With the new Medicare Secondary Payor act requirements for data on these claims, a self-administering client is faced with all the federal government data submissions and compliance activities, and most of our accounts are now asking MedInsights to manage all this compliance/data reporting for them with CMS.

TPA VS. CARRIER

Another kind of tangential part of question is the TPA versus carrier issue. As a risk manager, after making the decision to outsource, do I outsource to aTPA or to a carrier?

How am I going to finance the risk? Through a large deductible or a self-insured program?Am I going to retain a portion?

Once that risk financing decision is made, if an insured option is selected by the risk manager, the next question is, "Will my carrier let me unbundle my claims administration to the third-party administrator? And if so, are there any carrier requirements impacting my selection of a TPA?

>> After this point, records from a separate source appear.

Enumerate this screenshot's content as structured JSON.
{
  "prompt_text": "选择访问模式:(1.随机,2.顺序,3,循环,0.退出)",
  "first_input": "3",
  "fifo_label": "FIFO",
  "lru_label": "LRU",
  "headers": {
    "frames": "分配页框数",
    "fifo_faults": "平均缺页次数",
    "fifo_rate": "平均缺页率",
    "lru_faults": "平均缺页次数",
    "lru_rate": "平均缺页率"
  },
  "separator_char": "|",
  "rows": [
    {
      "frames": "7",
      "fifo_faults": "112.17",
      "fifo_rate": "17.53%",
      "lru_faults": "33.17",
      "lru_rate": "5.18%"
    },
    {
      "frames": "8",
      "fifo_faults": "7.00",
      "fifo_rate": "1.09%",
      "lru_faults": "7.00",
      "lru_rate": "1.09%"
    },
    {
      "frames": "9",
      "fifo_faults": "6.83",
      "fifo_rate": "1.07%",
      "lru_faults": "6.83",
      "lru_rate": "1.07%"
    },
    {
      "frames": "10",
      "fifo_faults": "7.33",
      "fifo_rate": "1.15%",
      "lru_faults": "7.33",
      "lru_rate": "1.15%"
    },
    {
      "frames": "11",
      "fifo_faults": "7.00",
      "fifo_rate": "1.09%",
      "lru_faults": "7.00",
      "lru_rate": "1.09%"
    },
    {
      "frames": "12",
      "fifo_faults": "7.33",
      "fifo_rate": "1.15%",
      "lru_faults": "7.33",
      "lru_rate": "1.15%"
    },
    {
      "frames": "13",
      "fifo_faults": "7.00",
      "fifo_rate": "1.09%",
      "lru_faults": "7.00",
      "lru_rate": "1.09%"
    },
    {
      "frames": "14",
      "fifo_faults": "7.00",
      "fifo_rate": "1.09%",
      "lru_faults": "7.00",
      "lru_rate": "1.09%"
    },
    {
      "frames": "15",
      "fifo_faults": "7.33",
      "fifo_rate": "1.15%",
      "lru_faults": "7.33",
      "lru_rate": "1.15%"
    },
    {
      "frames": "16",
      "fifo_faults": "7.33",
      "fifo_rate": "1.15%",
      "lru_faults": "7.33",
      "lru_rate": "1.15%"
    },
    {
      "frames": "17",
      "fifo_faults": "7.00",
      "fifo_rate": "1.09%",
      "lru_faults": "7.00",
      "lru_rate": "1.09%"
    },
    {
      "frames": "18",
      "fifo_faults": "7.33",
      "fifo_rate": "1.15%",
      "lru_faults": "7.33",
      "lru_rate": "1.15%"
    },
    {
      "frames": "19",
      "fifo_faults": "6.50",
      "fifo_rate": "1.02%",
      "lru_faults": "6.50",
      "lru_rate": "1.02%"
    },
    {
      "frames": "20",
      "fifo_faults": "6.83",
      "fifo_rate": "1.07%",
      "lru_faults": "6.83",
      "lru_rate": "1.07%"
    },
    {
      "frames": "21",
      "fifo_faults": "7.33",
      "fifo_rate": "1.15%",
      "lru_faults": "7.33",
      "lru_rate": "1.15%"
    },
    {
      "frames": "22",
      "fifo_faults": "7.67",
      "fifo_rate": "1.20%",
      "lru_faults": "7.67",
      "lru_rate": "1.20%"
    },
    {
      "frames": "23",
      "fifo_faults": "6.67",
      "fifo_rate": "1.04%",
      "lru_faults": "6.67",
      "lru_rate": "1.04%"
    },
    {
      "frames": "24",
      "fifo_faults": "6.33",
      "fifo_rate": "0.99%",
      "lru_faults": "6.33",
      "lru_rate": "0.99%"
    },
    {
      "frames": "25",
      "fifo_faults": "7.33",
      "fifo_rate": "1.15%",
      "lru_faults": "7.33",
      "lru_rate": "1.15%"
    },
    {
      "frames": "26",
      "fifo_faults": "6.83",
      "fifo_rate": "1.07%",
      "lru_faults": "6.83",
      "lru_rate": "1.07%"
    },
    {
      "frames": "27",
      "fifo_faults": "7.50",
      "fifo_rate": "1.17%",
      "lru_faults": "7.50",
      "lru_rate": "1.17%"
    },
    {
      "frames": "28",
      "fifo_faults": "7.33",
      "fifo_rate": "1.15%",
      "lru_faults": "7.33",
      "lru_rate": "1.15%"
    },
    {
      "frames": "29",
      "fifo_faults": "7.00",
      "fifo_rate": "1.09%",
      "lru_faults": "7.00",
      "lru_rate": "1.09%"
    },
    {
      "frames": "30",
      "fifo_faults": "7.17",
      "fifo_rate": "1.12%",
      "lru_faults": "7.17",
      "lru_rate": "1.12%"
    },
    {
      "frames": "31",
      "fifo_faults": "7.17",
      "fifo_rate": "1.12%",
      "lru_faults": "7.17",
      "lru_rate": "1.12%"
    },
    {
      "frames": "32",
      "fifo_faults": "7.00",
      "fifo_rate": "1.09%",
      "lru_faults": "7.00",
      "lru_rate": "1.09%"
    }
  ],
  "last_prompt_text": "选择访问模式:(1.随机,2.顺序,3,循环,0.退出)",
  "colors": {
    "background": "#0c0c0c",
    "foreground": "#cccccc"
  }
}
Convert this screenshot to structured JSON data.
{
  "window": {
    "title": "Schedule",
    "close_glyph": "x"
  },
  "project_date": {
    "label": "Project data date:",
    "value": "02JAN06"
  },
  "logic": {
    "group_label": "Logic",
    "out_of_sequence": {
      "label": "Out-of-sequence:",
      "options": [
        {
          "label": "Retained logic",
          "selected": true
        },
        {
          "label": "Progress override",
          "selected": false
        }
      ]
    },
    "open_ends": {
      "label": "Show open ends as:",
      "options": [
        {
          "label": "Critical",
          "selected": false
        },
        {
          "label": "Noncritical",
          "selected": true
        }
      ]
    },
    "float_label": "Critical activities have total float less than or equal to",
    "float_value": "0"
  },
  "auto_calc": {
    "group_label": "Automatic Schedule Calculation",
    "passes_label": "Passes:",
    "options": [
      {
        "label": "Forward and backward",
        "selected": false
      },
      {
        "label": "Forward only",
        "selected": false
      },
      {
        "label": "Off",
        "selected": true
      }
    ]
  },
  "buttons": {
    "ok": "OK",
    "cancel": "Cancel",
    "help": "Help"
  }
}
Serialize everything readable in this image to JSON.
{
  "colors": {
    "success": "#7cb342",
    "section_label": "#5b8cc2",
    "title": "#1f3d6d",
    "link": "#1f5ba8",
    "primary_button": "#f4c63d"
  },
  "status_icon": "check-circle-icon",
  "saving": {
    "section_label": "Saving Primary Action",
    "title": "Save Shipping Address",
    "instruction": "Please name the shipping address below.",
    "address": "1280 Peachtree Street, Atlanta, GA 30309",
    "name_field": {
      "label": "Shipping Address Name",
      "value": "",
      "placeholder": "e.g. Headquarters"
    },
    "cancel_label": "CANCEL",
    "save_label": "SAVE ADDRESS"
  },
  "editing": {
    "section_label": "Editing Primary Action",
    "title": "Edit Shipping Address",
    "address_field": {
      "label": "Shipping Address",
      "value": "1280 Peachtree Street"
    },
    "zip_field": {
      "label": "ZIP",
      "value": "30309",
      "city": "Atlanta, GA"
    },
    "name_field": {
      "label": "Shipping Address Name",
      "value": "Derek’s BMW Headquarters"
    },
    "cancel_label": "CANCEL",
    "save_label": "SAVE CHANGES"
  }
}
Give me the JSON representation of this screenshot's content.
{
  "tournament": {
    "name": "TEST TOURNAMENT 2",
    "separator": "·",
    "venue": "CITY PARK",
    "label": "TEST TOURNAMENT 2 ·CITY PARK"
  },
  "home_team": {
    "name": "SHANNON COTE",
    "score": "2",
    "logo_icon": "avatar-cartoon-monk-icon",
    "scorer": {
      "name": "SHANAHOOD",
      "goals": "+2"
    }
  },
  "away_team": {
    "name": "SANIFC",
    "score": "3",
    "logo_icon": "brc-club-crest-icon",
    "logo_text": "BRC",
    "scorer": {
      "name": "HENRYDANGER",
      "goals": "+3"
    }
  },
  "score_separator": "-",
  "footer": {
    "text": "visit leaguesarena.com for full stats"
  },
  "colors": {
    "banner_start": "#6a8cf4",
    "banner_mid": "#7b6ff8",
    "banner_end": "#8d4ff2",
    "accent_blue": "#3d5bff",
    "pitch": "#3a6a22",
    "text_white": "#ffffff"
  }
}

If carrier requirements are objectionable, the risk manager may consider a different risk financing option or carrier.So, deciding to unbundle to a TPA is partly riding on how much control does a risk manager want to retain for TPA selection and quality control.

For many of our risk managers, TPAs are historically known and are still capable of offering risk managers more flexibility and customization options to meet their needs. With TPAs, it's usually not a one size fits all scenario.

We have many clients who choose a TPA option, regardless of the risk-financing decisions they've made, just so that they can customize things like attorney selection, vendors such as SIU and subrogation, managed care, etc.

For example, risk managers want to manage "category loss" reporting for specific injuries or circumstance beyond what is normally required by carriers and have a lot of customized reports sent to them for a variety of claims metrics. With a third-party administrator, you can customize and be a lot more flexible for the client. Frequently, carriers have tight controls on vendors and claims reporting metrics.